Ce qui est sûr, c’est qu’ils sont  de moins en moins aimés et qu’ils font de leur mieux pour corriger  ce sentiment. Mais voilà  que, au beau milieu de leurs  efforts pour devenir sympathiques,  les représentants de l’autorité, par inadvertance,  sont venus  leur casser  la baraque.

Il semblerait en fait que le préfet de Seine-et-Marne, ait décidé « de réquisitionner pour au moins trois week-end – je cite le périodique Marianne * -  des chasseurs et gardes-chasse de son département pour surveiller la population, en supplément des forces de l’ordre ». Pas tous les chasseurs - il faut le préciser -  seulement les chasseurs assermentés. La crème, disons. (La suite après demain).

jeudi 9 avril 2020

Faire corps



 
C’est une capture d’écran. Je ne sais plus où je l’ai prise. Elle date un peu, sans doute. Elle me fait penser à Jean-Paul Sartre accusant  Claude Lévi-Strauss d’étudier les hommes comme si c’étaient des fourmis.

mardi 7 avril 2020

Manger sain, manger domestique



À partir du  24 février, la Chine a interdit le commerce et la consommation d’animaux sauvages. C'est pour des raisons valables, bien entendu, mais qui ne sont pas sans nous rappeler la pensée mythique, qui verrait dans la pandémie une sanction surnaturelle : "Avez-vous mélangé le domestique et le sauvage? Eh bien, voici les conséquences".
J’y pense en regardant ces goélands que, de toute façon, je ne mangerais pas.

dimanche 5 avril 2020

Lire la presse, lire le ciel


 Nuages brestois
Comment meubler mon confinement?  J’écoute les infos comme tout le monde. Mais ce que j’entends, malheureusement, est très confus. Les autorités sont confuses. Les commentateurs aussi. Ce n’est pas de leur faute. C’est la réalité qui est confuse*. Tant qu’à faire, je scrute la forme des nuages et je cherche à l’interpréter.
* Sauf pour les leaders populistes qui eux, en revanche, ont tout compris (c’est un complot …  il n’y avait qu’à …  il faut murer les frontières … à mort les cosmopolites … ).

vendredi 3 avril 2020

D’un masque à l’autre 6) Contre le pessimisme

(Dernier segment) Avec les rescapés, on est  passé à la phase du brossage. Là aussi on a dû regretter quelques pertes, parce que ceux qui n’avaient pas compris la consigne se sont mis  à fourbir leur camarade comme si c’était une pièce d’argenterie. « Mais peut-on être plus crétin ? », hurlait l’officier, « Maintenant il y a de la poussière radioactive partout ».  À un moment il nous a tourné le dos,  deux recrues indisciplinées ont commencé à se brosser mutuellement comme deux ratons laveurs.  On cherchait à ne pas rire, mais c’était difficile.

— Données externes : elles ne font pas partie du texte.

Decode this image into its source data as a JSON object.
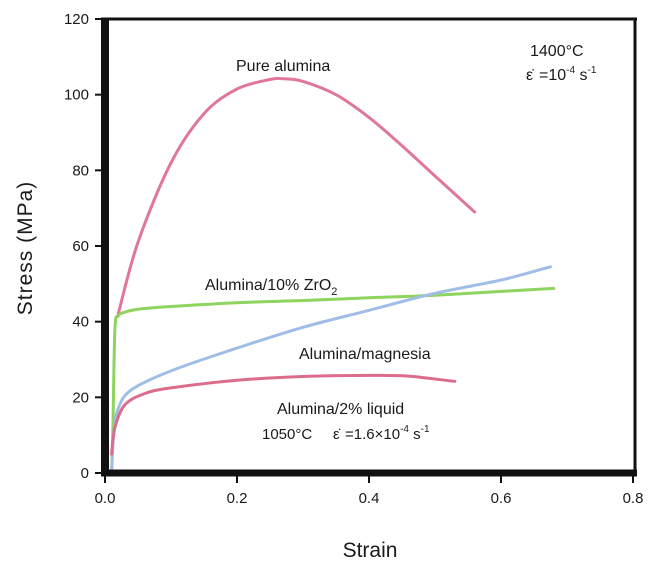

Nous avons regagné notre dortoir avec quelques doutes sur l’efficacité de l’exercice. Mais nous avions tort. Sur le plan pratique les  dispositifs de ce genre présentent peut-être des failles, mais sur le plan psychologique ils remplissent une fonction essentielle : en ritualisant nos conduites, en nous proposant un cadre gestuel, un « mode d’emploi »,  ils nous permettent  d’atténuer notre angoisse.

mercredi 1 avril 2020

D’un masque à l’autre 5) L’importance des statistiques



Masque taoïste contre les esprits malveillants

On a  commencé la manœuvre : tout le monde a mis son masque. L’officier est passé dans les rangs pour vérifier le résultat. « Toi, ça va, mais il faut serrer davantage ». Il s'est  approché du suivant. D’une main ferme, il a saisi son masque mal installé et l’a tiré vers le bas,  comme si c’était une cravate à élastique, en lui disant : « Toi en revanche tu es mort ».  Le soldat refusait de mourir : « Attendez … je cherche à le mettre un peu plus droit … ». « Toi tu es mort, un point c’est tout. Et maintenant tu t’allonges par terre parce que je dois faire les stat' ».  Après, en haussant la voix pour que tout le monde l’entende, il a déclaré : « Ceux qui sont morts s’allongent par terre parce que je dois faire les statistiques ».